Question of the Week
Has familiarity with Shakespeare helped you as a lawyer?
Posted Apr 23, 2014 2:50 PM CDT
By Sarah Mui
Playwright William Shakespeare's 1564 birthdate is unknown, "but devotees have adopted April 23 as the day to celebrate—and this year, the man from Stratford turns 450," NPR reports.
Even after all this time, lawyers never go too long without Shakespeare entering the conversation. Just last month, University of Washington law prof Karen Boxx published an article explaining why she uses King Lear in her trusts and estates class.
"King Lear is the archetypal story of the tension an difficulties in parent-child and sibling relationships," Boxx wrote. "In a trusts and estates class, it reinforces the message that those relationships are the starting point and bedrock of this body of law and the vast system of rules that has been developed to resolve these conflicts."
We love Shakespeare at the ABA. Here are just a few ways we've given the nod to the Stratford Bard:
• Shakespeare's Merchant of Venice was judged to be one of the greatest theater courtroom dramas in a 2012 ABA Journal feature.
• At the 2013 ABA Annual Meeting, one popular CLE was "Acting Professionally: A Dramatic Guided Tour to the Perceptions of Law as a Profession as Shown in the Plays of William Shakespeare and How Ethical and Professional Conduct Will Improve Upon Those Perceptions."
• The ABA also publishes Shakespeare for Lawyers: A Practical Guide to Quoting the Bard. You get the picture.
So this week, we'd like to ask you: Has familiarity with Shakespeare helped you as a lawyer? Or at least helped you appreciate great legal writing?
Answer in the comments.
Read the answers to last week's question: What’s the most outrageous thing you’ve heard during opening or closing statements?

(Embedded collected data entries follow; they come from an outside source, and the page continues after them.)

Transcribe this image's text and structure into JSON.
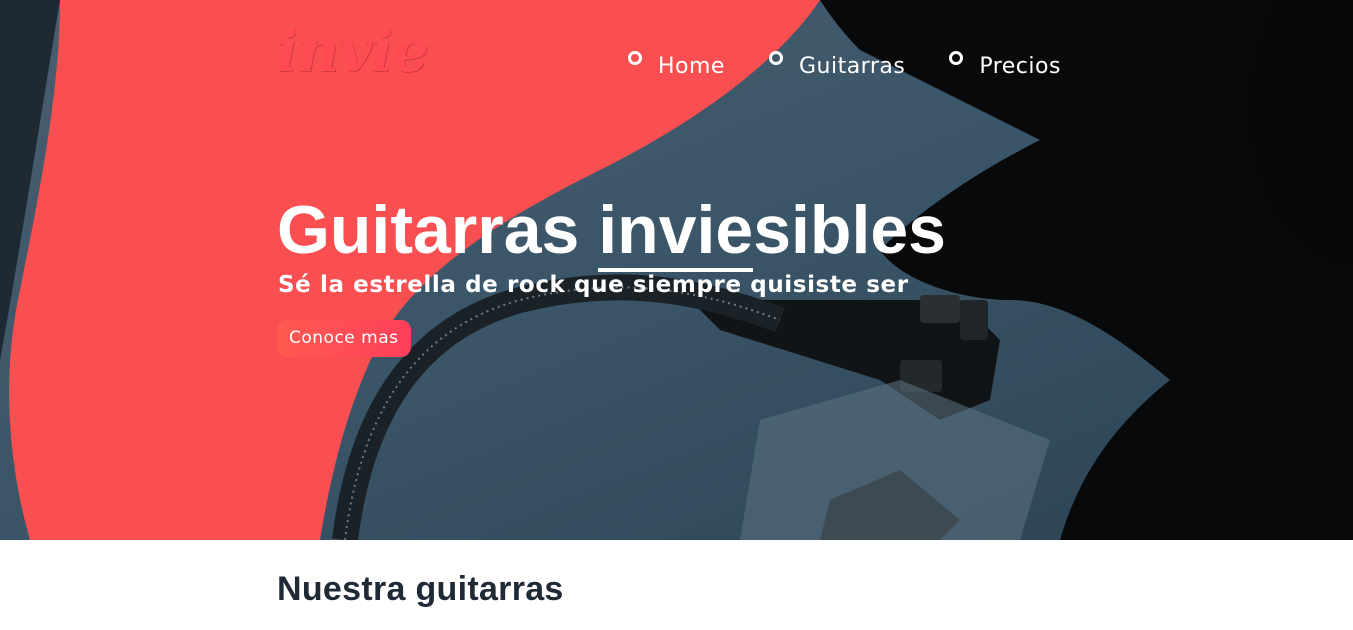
{
  "brand": {
    "logo_text": "invie"
  },
  "nav": {
    "items": [
      {
        "label": "Home"
      },
      {
        "label": "Guitarras"
      },
      {
        "label": "Precios"
      }
    ]
  },
  "hero": {
    "title_prefix": "Guitarras ",
    "title_underlined": "invie",
    "title_suffix": "sibles",
    "subtitle": "Sé la estrella de rock que siempre quisiste ser",
    "cta_label": "Conoce mas"
  },
  "section": {
    "title": "Nuestra guitarras"
  },
  "colors": {
    "accent": "#ff4b52",
    "dark_blue": "#3e5a6e",
    "heading": "#1f2a36"
  }
}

Posted by Health Lawyer: "Two Criminal Defense Moves: 1. In opening statement the defense attorney told the jury that opening statements were not evidence and that the evidence would only consist of testimony from people who sit in this chair, pointing to the witness chair. He then finished his opening while sitting in the witness chair. 2. A defense attorney began his closing by arguing grand principles of democracy, civil rights and patriotism. He then walked over to the flag and said that the flag was his client’s protector and he literally wrapped the flag around himself while making further argument."